The price of goods and services in the U.S went up by 5% more in May of this year. We are now now in the midst of the highest inflation rate spike since 2008.
"If this continues over the next 6 months, we could be looking at an inflation rate of 7 or 8 percent. Which you would have to go back to the early 1980's to get that high of an inflation rate," said Professor Benjamin Keen.
Professor Keen said one of the driving forces behind the spike is the rise in car prices. A computer chip shortage has made producing new cars more expensive, and that has led to the prices of used cars going up as well.
Keen says it’s a sellers' market for cars right now. But if you’re looking to buy, it may be a good idea to hold off.
In the food industry, the labor shortage is causing prices to go up, according to Keen.
"The labor shortage is causing the wages to go up in those more limited-service restaurants you know your McDonalds and that is causing higher prices," said Keen.

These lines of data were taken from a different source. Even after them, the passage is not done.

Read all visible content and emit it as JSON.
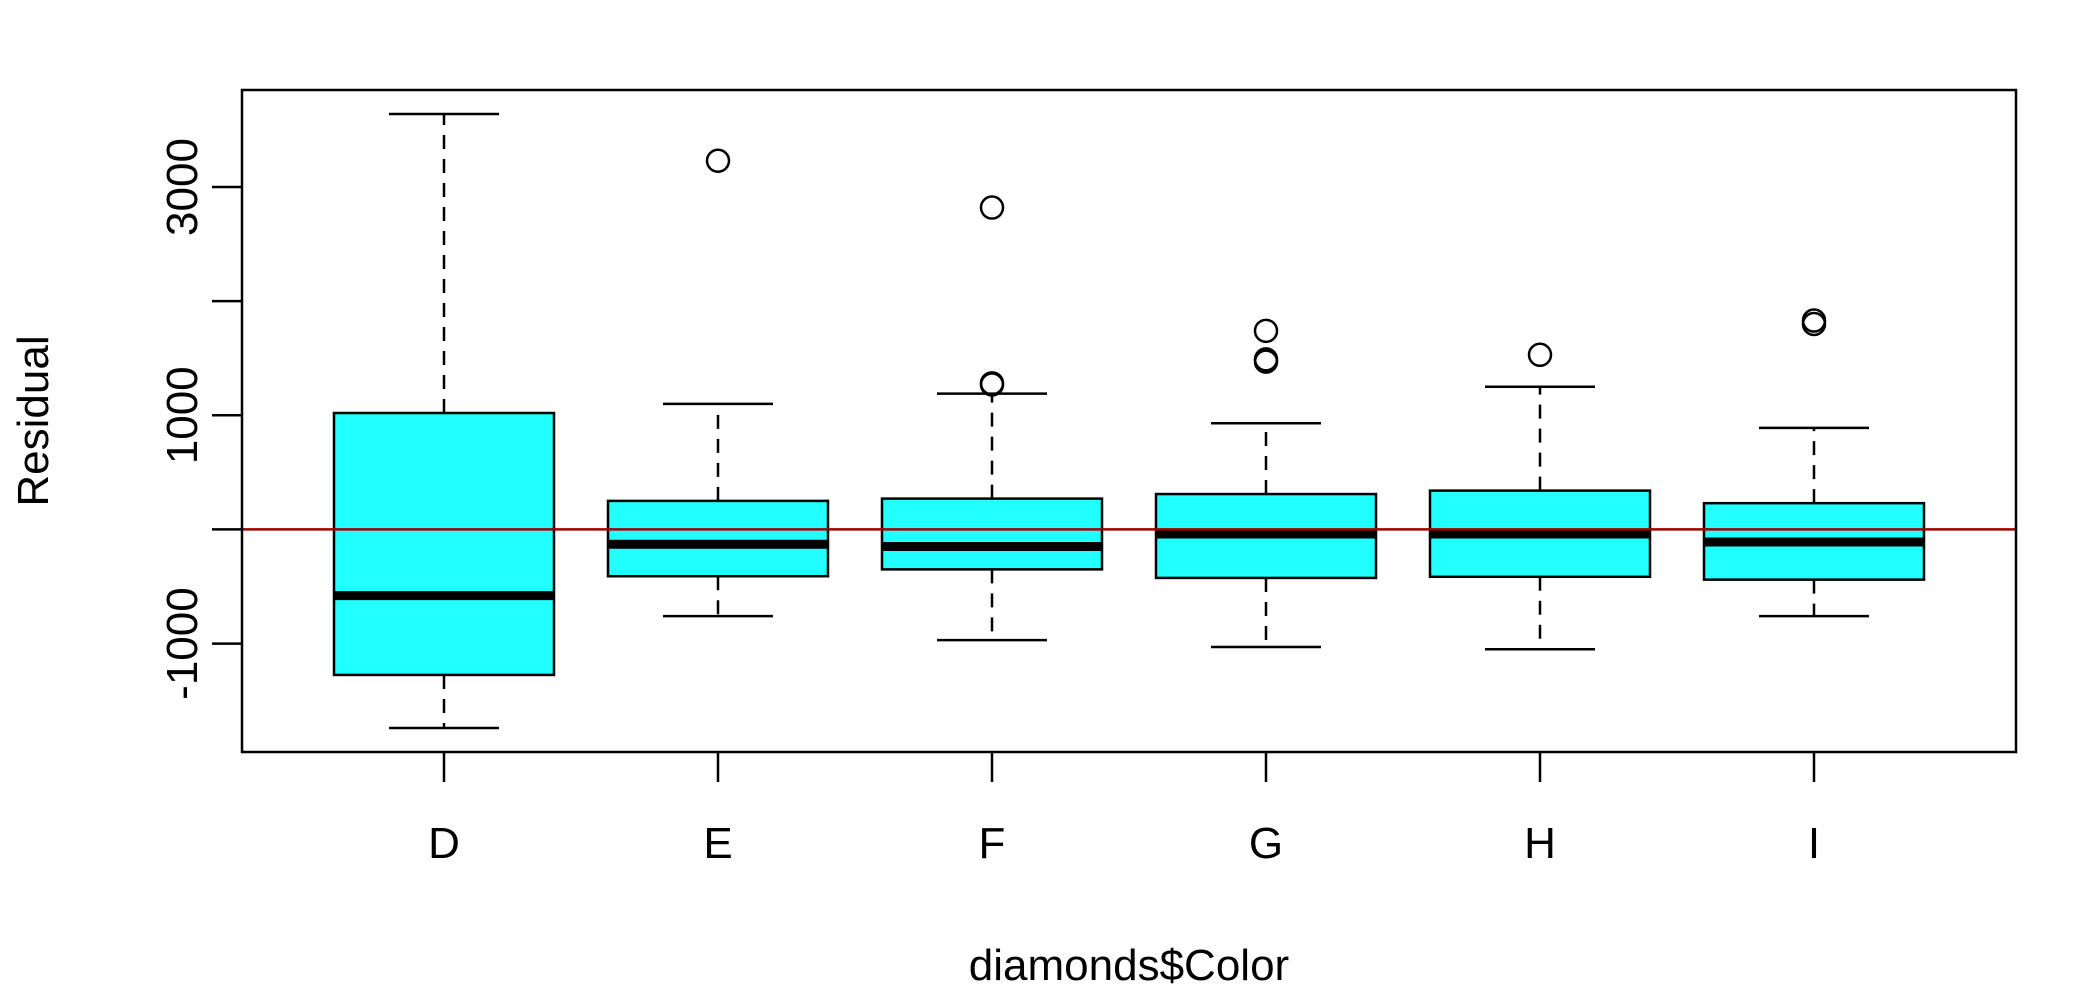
{
  "chart_data": {
    "type": "boxplot",
    "title": "",
    "xlabel": "diamonds$Color",
    "ylabel": "Residual",
    "categories": [
      "D",
      "E",
      "F",
      "G",
      "H",
      "I"
    ],
    "yticks": [
      -1000,
      1000,
      3000
    ],
    "yticks_minor": [
      -1000,
      0,
      1000,
      2000,
      3000
    ],
    "ylim": [
      -1950,
      3850
    ],
    "reference_line": {
      "y": 0,
      "color": "#a00000"
    },
    "box_color": "#22ffff",
    "boxes": [
      {
        "category": "D",
        "whisker_low": -1740,
        "q1": -1275,
        "median": -580,
        "q3": 1020,
        "whisker_high": 3640,
        "outliers": []
      },
      {
        "category": "E",
        "whisker_low": -760,
        "q1": -410,
        "median": -130,
        "q3": 250,
        "whisker_high": 1100,
        "outliers": [
          3230
        ]
      },
      {
        "category": "F",
        "whisker_low": -970,
        "q1": -350,
        "median": -150,
        "q3": 270,
        "whisker_high": 1190,
        "outliers": [
          1270,
          1280,
          2820
        ]
      },
      {
        "category": "G",
        "whisker_low": -1030,
        "q1": -425,
        "median": -40,
        "q3": 310,
        "whisker_high": 930,
        "outliers": [
          1470,
          1490,
          1740
        ]
      },
      {
        "category": "H",
        "whisker_low": -1050,
        "q1": -415,
        "median": -40,
        "q3": 340,
        "whisker_high": 1250,
        "outliers": [
          1530
        ]
      },
      {
        "category": "I",
        "whisker_low": -760,
        "q1": -440,
        "median": -110,
        "q3": 230,
        "whisker_high": 890,
        "outliers": [
          1800,
          1830
        ]
      }
    ]
  }
}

Prices are also going up at the grocery store. Unilever, the maker of products like Dove soap said they have raised prices this year.
Keen said this inflation increase could have an impact on social security as well.

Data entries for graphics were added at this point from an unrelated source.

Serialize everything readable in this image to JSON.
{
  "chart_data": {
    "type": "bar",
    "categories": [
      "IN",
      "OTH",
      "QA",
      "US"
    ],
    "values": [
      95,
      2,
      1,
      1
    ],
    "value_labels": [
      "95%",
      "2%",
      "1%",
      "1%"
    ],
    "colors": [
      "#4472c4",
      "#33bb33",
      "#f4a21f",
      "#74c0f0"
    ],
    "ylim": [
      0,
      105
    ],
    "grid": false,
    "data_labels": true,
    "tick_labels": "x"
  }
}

"So usually, they are used to 1.5 to 2% [Increase] they could see anywhere from 5 to 8% in their social security," said Keen.

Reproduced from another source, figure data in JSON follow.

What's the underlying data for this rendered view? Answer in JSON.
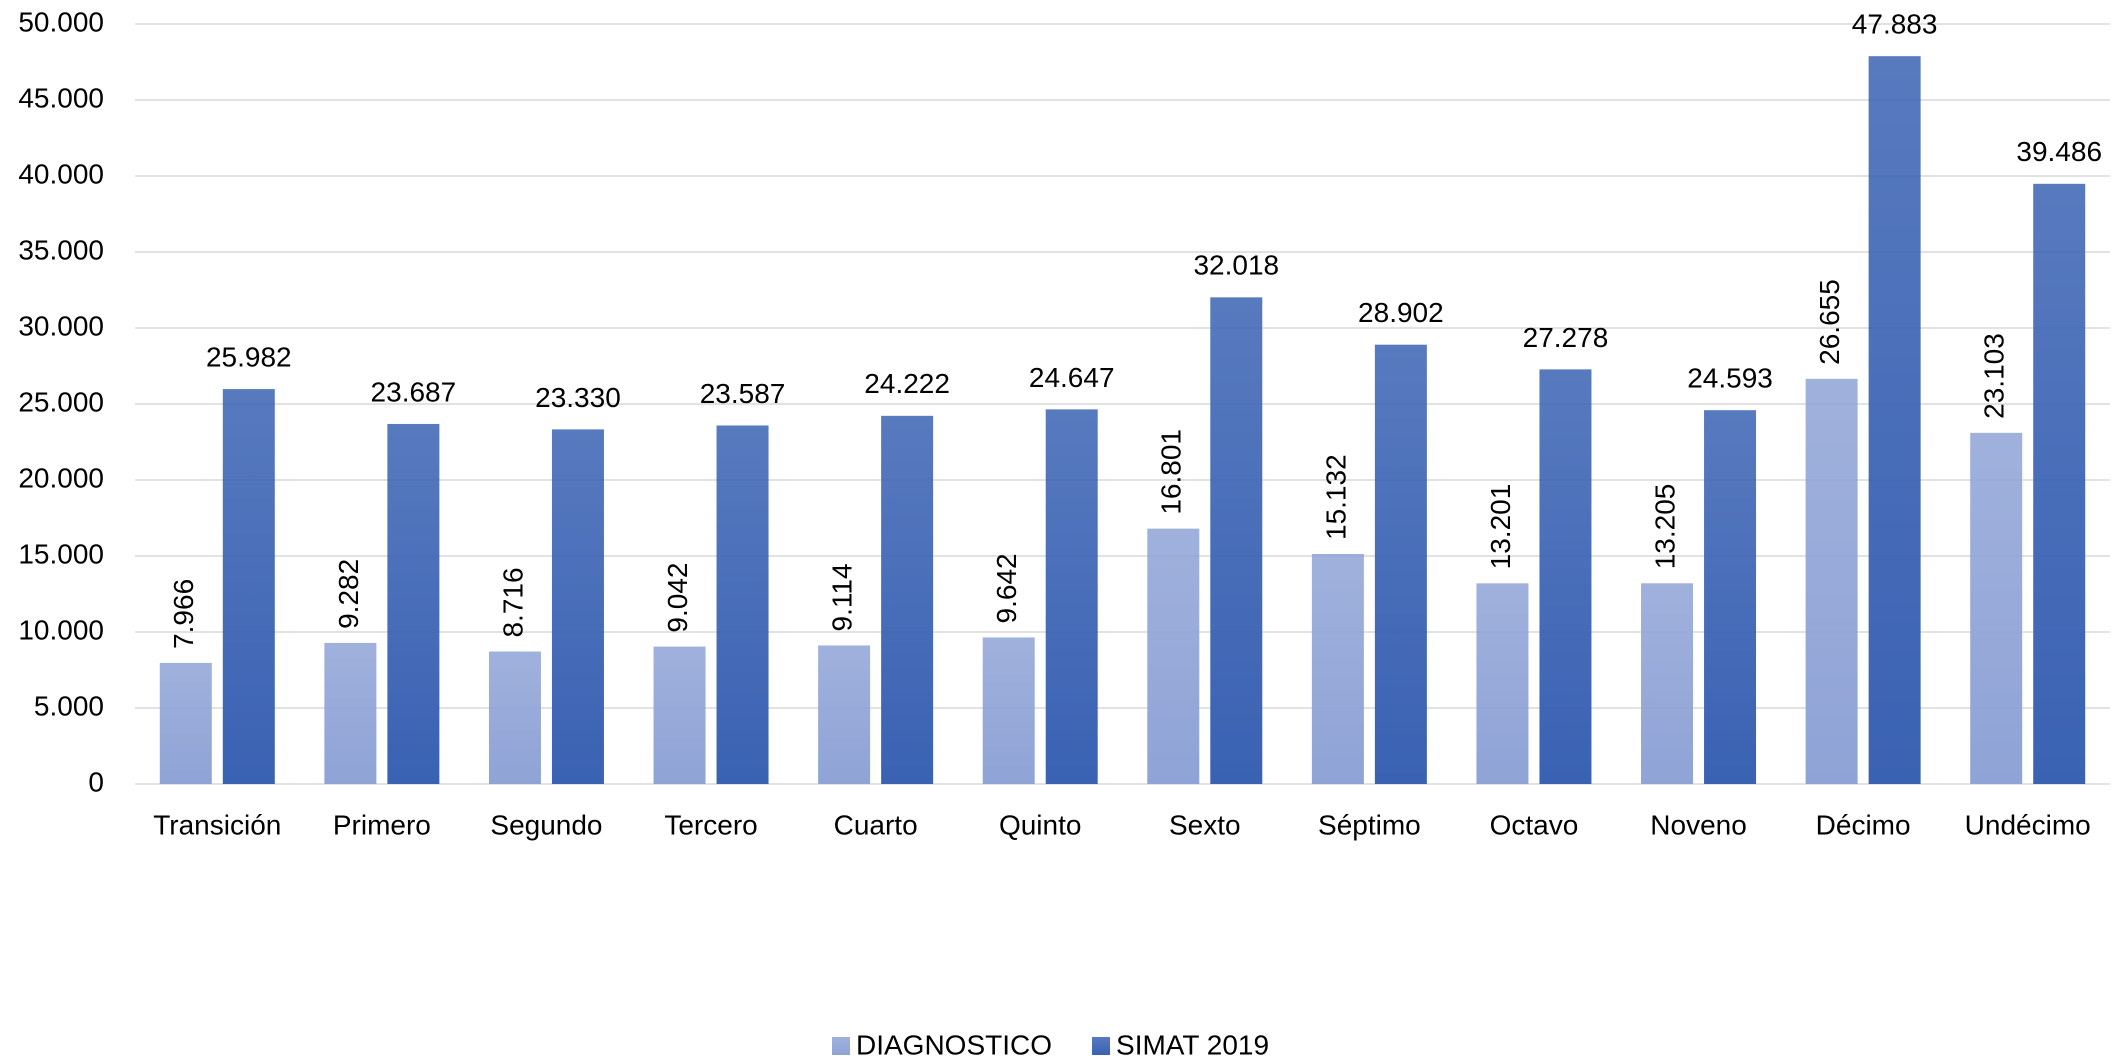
{
  "chart_data": {
    "type": "bar",
    "categories": [
      "Transición",
      "Primero",
      "Segundo",
      "Tercero",
      "Cuarto",
      "Quinto",
      "Sexto",
      "Séptimo",
      "Octavo",
      "Noveno",
      "Décimo",
      "Undécimo"
    ],
    "series": [
      {
        "name": "DIAGNOSTICO",
        "color": "#8fa3d6",
        "values": [
          7966,
          9282,
          8716,
          9042,
          9114,
          9642,
          16801,
          15132,
          13201,
          13205,
          26655,
          23103
        ],
        "value_labels": [
          "7.966",
          "9.282",
          "8.716",
          "9.042",
          "9.114",
          "9.642",
          "16.801",
          "15.132",
          "13.201",
          "13.205",
          "26.655",
          "23.103"
        ]
      },
      {
        "name": "SIMAT 2019",
        "color": "#3a62b3",
        "values": [
          25982,
          23687,
          23330,
          23587,
          24222,
          24647,
          32018,
          28902,
          27278,
          24593,
          47883,
          39486
        ],
        "value_labels": [
          "25.982",
          "23.687",
          "23.330",
          "23.587",
          "24.222",
          "24.647",
          "32.018",
          "28.902",
          "27.278",
          "24.593",
          "47.883",
          "39.486"
        ]
      }
    ],
    "ylim": [
      0,
      50000
    ],
    "yticks": [
      {
        "value": 0,
        "label": "0"
      },
      {
        "value": 5000,
        "label": "5.000"
      },
      {
        "value": 10000,
        "label": "10.000"
      },
      {
        "value": 15000,
        "label": "15.000"
      },
      {
        "value": 20000,
        "label": "20.000"
      },
      {
        "value": 25000,
        "label": "25.000"
      },
      {
        "value": 30000,
        "label": "30.000"
      },
      {
        "value": 35000,
        "label": "35.000"
      },
      {
        "value": 40000,
        "label": "40.000"
      },
      {
        "value": 45000,
        "label": "45.000"
      },
      {
        "value": 50000,
        "label": "50.000"
      }
    ],
    "grid": true,
    "legend": "bottom"
  }
}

Keen believes the price jump could be temporary, as the pandemic begins to wind down. But some high prices may be here to stay.
"When corporations are out seeing if they can pass along price increases and that isn't really going to impact demand that can be an indication that we've got some more permanent long run inflation," said Keen. "Those things have seen price increases of 4 or 5% we would expect that, that would be more representative of permanent inflation."